Dans un arrêt du 10 octobre 2018, la Cour d’appel de Paris apporte un éclairage intéressant sur la question de la prescription applicable aux recours entre locateurs d’ouvrage. Pour rappel, depuis l’entrée en vigueur de la loi n°2008-561 portant réforme de la prescription en matière civile, le délai de prescription de l’action en responsabilité civile de droit commun se prescrit par 5 ans à compter de la manifestation du dommage (article 2224 du Code civil). Par ailleurs, l’article 1792-4-3 du Code civil issu de la même réforme dispose qu’en « dehors des actions régies par les articles 1792-3, 1792-4-1 et 1792-4-2, les actions en responsabilité dirigées contre les constructeurs désignés aux articles 1792 et 1792-1 et leurs sous-traitants se prescrivent par dix ans à compter de la réception des travaux ».

Un débat s’est ouvert sur le point de savoir si les recours entre locateurs d’ouvrage doivent obéir aux délais de l’article 2224 (5 ans à compter de la manifestation du dommage) ou de l’article 1792-4-3 du Code civil (10 ans à compter de la réception).
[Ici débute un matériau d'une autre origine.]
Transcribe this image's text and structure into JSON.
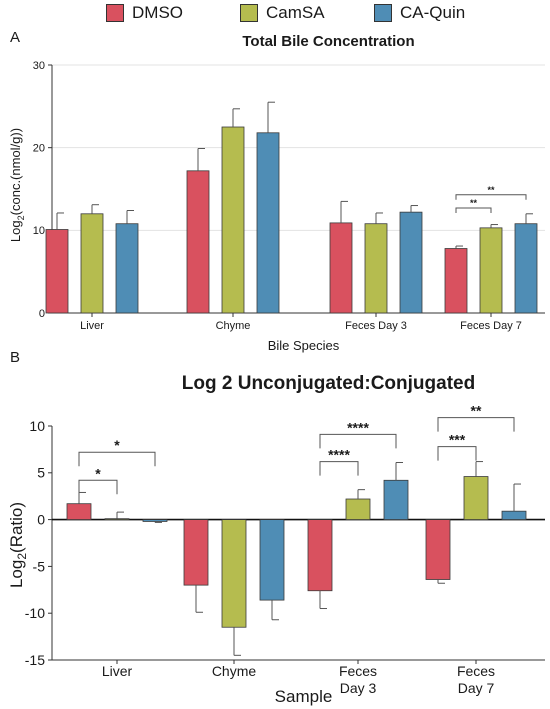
{
  "legend": [
    {
      "name": "DMSO",
      "color": "#d9515f"
    },
    {
      "name": "CamSA",
      "color": "#b5bc4f"
    },
    {
      "name": "CA-Quin",
      "color": "#4f8db5"
    }
  ],
  "chart_data": [
    {
      "panel": "A",
      "type": "bar",
      "title": "Total Bile Concentration",
      "xlabel": "Bile Species",
      "ylabel": "Log2(conc.(nmol/g))",
      "ylim": [
        0,
        30
      ],
      "yticks": [
        0,
        10,
        20,
        30
      ],
      "grid": true,
      "categories": [
        "Liver",
        "Chyme",
        "Feces Day 3",
        "Feces Day 7"
      ],
      "series": [
        {
          "name": "DMSO",
          "values": [
            10.1,
            17.2,
            10.9,
            7.8
          ],
          "errors": [
            2.0,
            2.7,
            2.6,
            0.3
          ]
        },
        {
          "name": "CamSA",
          "values": [
            12.0,
            22.5,
            10.8,
            10.3
          ],
          "errors": [
            1.1,
            2.2,
            1.3,
            0.4
          ]
        },
        {
          "name": "CA-Quin",
          "values": [
            10.8,
            21.8,
            12.2,
            10.8
          ],
          "errors": [
            1.6,
            3.7,
            0.8,
            1.2
          ]
        }
      ],
      "significance": [
        {
          "category": 3,
          "from": 0,
          "to": 1,
          "label": "**",
          "y": 12.7
        },
        {
          "category": 3,
          "from": 0,
          "to": 2,
          "label": "**",
          "y": 14.3
        }
      ]
    },
    {
      "panel": "B",
      "type": "bar",
      "title": "Log 2 Unconjugated:Conjugated",
      "xlabel": "Sample",
      "ylabel": "Log2(Ratio)",
      "ylim": [
        -15,
        10
      ],
      "yticks": [
        -15,
        -10,
        -5,
        0,
        5,
        10
      ],
      "grid": false,
      "categories": [
        [
          "Liver"
        ],
        [
          "Chyme"
        ],
        [
          "Feces",
          "Day 3"
        ],
        [
          "Feces",
          "Day 7"
        ]
      ],
      "series": [
        {
          "name": "DMSO",
          "values": [
            1.7,
            -7.0,
            -7.6,
            -6.4
          ],
          "errors": [
            1.2,
            2.9,
            1.9,
            0.4
          ]
        },
        {
          "name": "CamSA",
          "values": [
            0.1,
            -11.5,
            2.2,
            4.6
          ],
          "errors": [
            0.7,
            3.0,
            1.0,
            1.6
          ]
        },
        {
          "name": "CA-Quin",
          "values": [
            -0.2,
            -8.6,
            4.2,
            0.9
          ],
          "errors": [
            0.1,
            2.1,
            1.9,
            2.9
          ]
        }
      ],
      "significance": [
        {
          "category": 0,
          "from": 0,
          "to": 1,
          "label": "*",
          "y": 4.2
        },
        {
          "category": 0,
          "from": 0,
          "to": 2,
          "label": "*",
          "y": 7.2
        },
        {
          "category": 2,
          "from": 1,
          "to": 0,
          "label": "****",
          "y": 6.2
        },
        {
          "category": 2,
          "from": 2,
          "to": 0,
          "label": "****",
          "y": 9.1
        },
        {
          "category": 3,
          "from": 1,
          "to": 0,
          "label": "***",
          "y": 7.8
        },
        {
          "category": 3,
          "from": 2,
          "to": 0,
          "label": "**",
          "y": 10.9
        }
      ]
    }
  ],
  "panel_labels": [
    "A",
    "B"
  ]
}
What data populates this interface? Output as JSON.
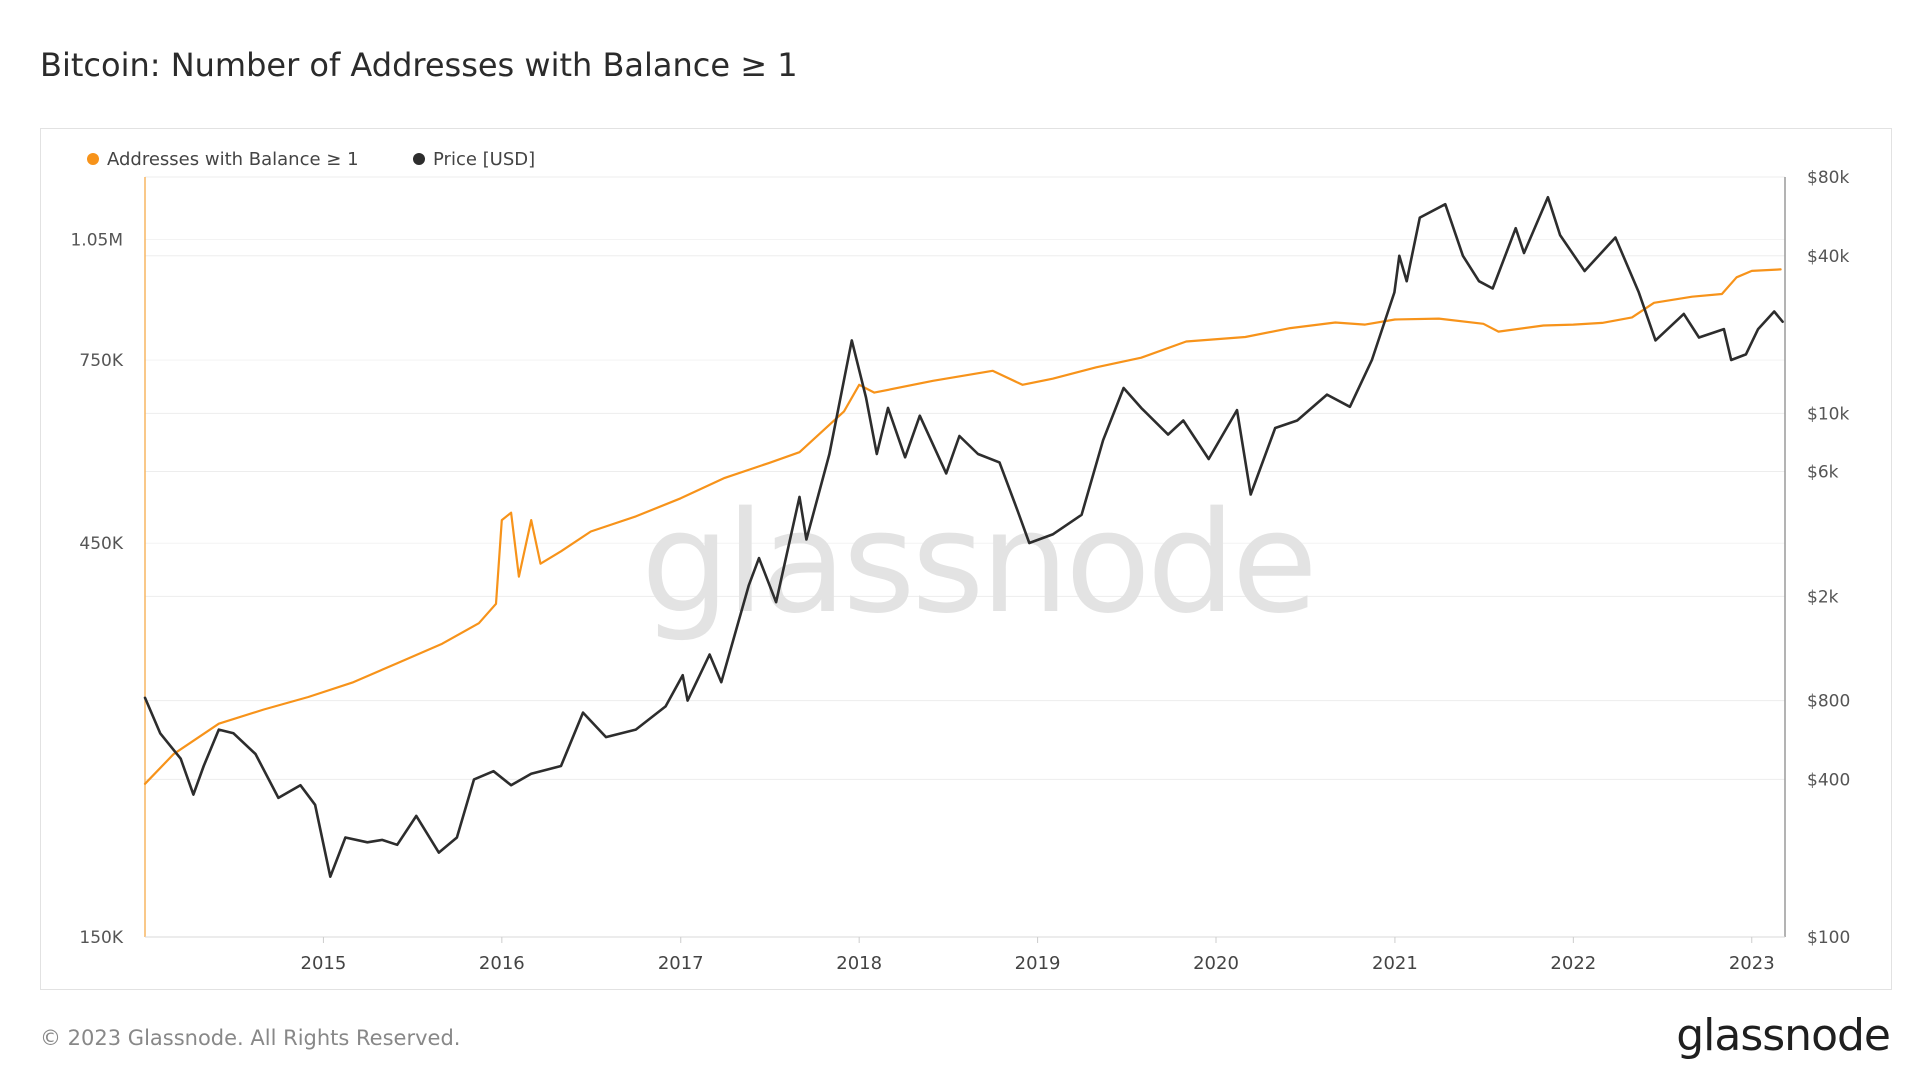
{
  "title": "Bitcoin: Number of Addresses with Balance ≥ 1",
  "footer": {
    "copyright": "© 2023 Glassnode. All Rights Reserved.",
    "logo": "glassnode"
  },
  "chart_data": {
    "type": "line",
    "watermark": "glassnode",
    "legend": [
      {
        "label": "Addresses with Balance ≥ 1",
        "color": "#f7931a",
        "icon": "dot-icon"
      },
      {
        "label": "Price [USD]",
        "color": "#2d2d2d",
        "icon": "dot-icon"
      }
    ],
    "legend_position": "top-left",
    "grid": true,
    "x_axis": {
      "type": "date",
      "range": [
        "2014-01-01",
        "2023-03-10"
      ],
      "ticks": [
        {
          "value": "2015-01-01",
          "label": "2015"
        },
        {
          "value": "2016-01-01",
          "label": "2016"
        },
        {
          "value": "2017-01-01",
          "label": "2017"
        },
        {
          "value": "2018-01-01",
          "label": "2018"
        },
        {
          "value": "2019-01-01",
          "label": "2019"
        },
        {
          "value": "2020-01-01",
          "label": "2020"
        },
        {
          "value": "2021-01-01",
          "label": "2021"
        },
        {
          "value": "2022-01-01",
          "label": "2022"
        },
        {
          "value": "2023-01-01",
          "label": "2023"
        }
      ]
    },
    "y_axis_left": {
      "scale": "log",
      "range": [
        150000,
        1250000
      ],
      "ticks": [
        {
          "value": 150000,
          "label": "150K"
        },
        {
          "value": 450000,
          "label": "450K"
        },
        {
          "value": 750000,
          "label": "750K"
        },
        {
          "value": 1050000,
          "label": "1.05M"
        }
      ]
    },
    "y_axis_right": {
      "scale": "log",
      "range": [
        100,
        80000
      ],
      "ticks": [
        {
          "value": 100,
          "label": "$100"
        },
        {
          "value": 400,
          "label": "$400"
        },
        {
          "value": 800,
          "label": "$800"
        },
        {
          "value": 2000,
          "label": "$2k"
        },
        {
          "value": 6000,
          "label": "$6k"
        },
        {
          "value": 10000,
          "label": "$10k"
        },
        {
          "value": 40000,
          "label": "$40k"
        },
        {
          "value": 80000,
          "label": "$80k"
        }
      ]
    },
    "series": [
      {
        "name": "Addresses with Balance ≥ 1",
        "axis": "left",
        "color": "#f7931a",
        "points": [
          [
            "2014-01-01",
            230000
          ],
          [
            "2014-03-01",
            250000
          ],
          [
            "2014-06-01",
            272000
          ],
          [
            "2014-09-01",
            283000
          ],
          [
            "2014-12-01",
            293000
          ],
          [
            "2015-03-01",
            305000
          ],
          [
            "2015-06-01",
            322000
          ],
          [
            "2015-09-01",
            340000
          ],
          [
            "2015-11-15",
            360000
          ],
          [
            "2015-12-20",
            380000
          ],
          [
            "2016-01-01",
            480000
          ],
          [
            "2016-01-20",
            490000
          ],
          [
            "2016-02-05",
            410000
          ],
          [
            "2016-03-01",
            480000
          ],
          [
            "2016-03-20",
            425000
          ],
          [
            "2016-05-01",
            440000
          ],
          [
            "2016-07-01",
            465000
          ],
          [
            "2016-10-01",
            485000
          ],
          [
            "2017-01-01",
            510000
          ],
          [
            "2017-04-01",
            540000
          ],
          [
            "2017-07-01",
            563000
          ],
          [
            "2017-09-01",
            580000
          ],
          [
            "2017-12-01",
            650000
          ],
          [
            "2018-01-01",
            700000
          ],
          [
            "2018-02-01",
            685000
          ],
          [
            "2018-06-01",
            708000
          ],
          [
            "2018-10-01",
            728000
          ],
          [
            "2018-12-01",
            700000
          ],
          [
            "2019-02-01",
            712000
          ],
          [
            "2019-05-01",
            735000
          ],
          [
            "2019-08-01",
            755000
          ],
          [
            "2019-11-01",
            790000
          ],
          [
            "2020-03-01",
            800000
          ],
          [
            "2020-06-01",
            820000
          ],
          [
            "2020-09-01",
            833000
          ],
          [
            "2020-11-01",
            828000
          ],
          [
            "2021-01-01",
            840000
          ],
          [
            "2021-04-01",
            842000
          ],
          [
            "2021-07-01",
            830000
          ],
          [
            "2021-08-01",
            812000
          ],
          [
            "2021-11-01",
            826000
          ],
          [
            "2022-01-01",
            828000
          ],
          [
            "2022-03-01",
            832000
          ],
          [
            "2022-05-01",
            845000
          ],
          [
            "2022-06-15",
            880000
          ],
          [
            "2022-09-01",
            895000
          ],
          [
            "2022-11-01",
            902000
          ],
          [
            "2022-12-01",
            945000
          ],
          [
            "2023-01-01",
            962000
          ],
          [
            "2023-03-01",
            966000
          ]
        ]
      },
      {
        "name": "Price [USD]",
        "axis": "right",
        "color": "#2d2d2d",
        "points": [
          [
            "2014-01-01",
            820
          ],
          [
            "2014-02-01",
            600
          ],
          [
            "2014-03-15",
            480
          ],
          [
            "2014-04-10",
            350
          ],
          [
            "2014-05-01",
            450
          ],
          [
            "2014-06-01",
            620
          ],
          [
            "2014-07-01",
            600
          ],
          [
            "2014-08-15",
            500
          ],
          [
            "2014-10-01",
            340
          ],
          [
            "2014-11-15",
            380
          ],
          [
            "2014-12-15",
            320
          ],
          [
            "2015-01-15",
            170
          ],
          [
            "2015-02-15",
            240
          ],
          [
            "2015-04-01",
            230
          ],
          [
            "2015-05-01",
            235
          ],
          [
            "2015-06-01",
            225
          ],
          [
            "2015-07-10",
            290
          ],
          [
            "2015-08-25",
            210
          ],
          [
            "2015-10-01",
            240
          ],
          [
            "2015-11-05",
            400
          ],
          [
            "2015-12-15",
            430
          ],
          [
            "2016-01-20",
            380
          ],
          [
            "2016-03-01",
            420
          ],
          [
            "2016-05-01",
            450
          ],
          [
            "2016-06-15",
            720
          ],
          [
            "2016-08-01",
            580
          ],
          [
            "2016-10-01",
            620
          ],
          [
            "2016-12-01",
            760
          ],
          [
            "2017-01-05",
            1000
          ],
          [
            "2017-01-15",
            800
          ],
          [
            "2017-03-01",
            1200
          ],
          [
            "2017-03-25",
            940
          ],
          [
            "2017-05-20",
            2200
          ],
          [
            "2017-06-10",
            2800
          ],
          [
            "2017-07-15",
            1900
          ],
          [
            "2017-09-01",
            4800
          ],
          [
            "2017-09-15",
            3300
          ],
          [
            "2017-11-01",
            7000
          ],
          [
            "2017-12-17",
            19000
          ],
          [
            "2018-01-15",
            11500
          ],
          [
            "2018-02-06",
            7000
          ],
          [
            "2018-03-01",
            10500
          ],
          [
            "2018-04-05",
            6800
          ],
          [
            "2018-05-05",
            9800
          ],
          [
            "2018-06-28",
            5900
          ],
          [
            "2018-07-25",
            8200
          ],
          [
            "2018-09-01",
            7000
          ],
          [
            "2018-10-15",
            6500
          ],
          [
            "2018-11-20",
            4300
          ],
          [
            "2018-12-15",
            3200
          ],
          [
            "2019-02-01",
            3450
          ],
          [
            "2019-04-01",
            4100
          ],
          [
            "2019-05-15",
            7900
          ],
          [
            "2019-06-26",
            12500
          ],
          [
            "2019-08-01",
            10500
          ],
          [
            "2019-09-25",
            8300
          ],
          [
            "2019-10-26",
            9400
          ],
          [
            "2019-12-17",
            6700
          ],
          [
            "2020-02-13",
            10300
          ],
          [
            "2020-03-12",
            4900
          ],
          [
            "2020-05-01",
            8800
          ],
          [
            "2020-06-15",
            9400
          ],
          [
            "2020-08-15",
            11800
          ],
          [
            "2020-10-01",
            10600
          ],
          [
            "2020-11-15",
            16000
          ],
          [
            "2020-12-31",
            29000
          ],
          [
            "2021-01-10",
            40000
          ],
          [
            "2021-01-25",
            32000
          ],
          [
            "2021-02-21",
            56000
          ],
          [
            "2021-04-14",
            63000
          ],
          [
            "2021-05-20",
            40000
          ],
          [
            "2021-06-22",
            32000
          ],
          [
            "2021-07-20",
            30000
          ],
          [
            "2021-09-05",
            51000
          ],
          [
            "2021-09-22",
            41000
          ],
          [
            "2021-11-10",
            67000
          ],
          [
            "2021-12-05",
            48000
          ],
          [
            "2022-01-24",
            35000
          ],
          [
            "2022-03-28",
            47000
          ],
          [
            "2022-05-15",
            29000
          ],
          [
            "2022-06-18",
            19000
          ],
          [
            "2022-08-15",
            24000
          ],
          [
            "2022-09-15",
            19500
          ],
          [
            "2022-11-05",
            21000
          ],
          [
            "2022-11-20",
            16000
          ],
          [
            "2022-12-20",
            16800
          ],
          [
            "2023-01-14",
            21000
          ],
          [
            "2023-02-16",
            24500
          ],
          [
            "2023-03-05",
            22400
          ]
        ]
      }
    ]
  }
}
Dans une décision empreinte de pédagogie, la Cour d’appel de Paris tranche cette question en jugeant que :

« L’article 1792-4-3 ne mentionne effectivement pas la qualité du demandeur exerçant les actions en responsabilité contre les constructeurs et leurs sous traitants en dehors de celles régies par les articles 1792-3, 1792-4-1 et 1792-4-2.

Cet article figure toutefois dans un chapitre consacré au ‘contrat de louage d’ouvrage et d’industrie’ et parmi des dispositions régissant les actions en responsabilité exercées par le maître ou l’acquéreur de l’ouvrage en vue de la réparation de désordres de construction.

L’article 1792-4-3 du code civil ne concerne donc que les actions exercées par le maître de l’ouvrage ou l’acquéreur et non les actions en responsabilité (contractuelle ou délictuelle) formées par un constructeur à l’encontre d’un autre constructeur ou à l’encontre du sous traitant de ce dernier, de telles actions ne tendant pas à la réparation d’un désordre de construction mais à la fixation de la part contributive des constructeurs entre eux.

Il en résulte que les actions récursoires exercées par un constructeur contre un autre ou contre un sous traitant de ce dernier sur le fondement de la responsabilité contractuelle ou quasi délictuelle sont régies, depuis l’entrée en vigueur de la loi du 17 juin 2008 , par l’article 2224 du code civil et non par l’article 1792-4-3 du même code lequel ne concerne que les actions exercées par le maître de l’ouvrage ou l’acquéreur. »

Une décision de la Cour de cassation est attendue afin de clore définitivement le débat.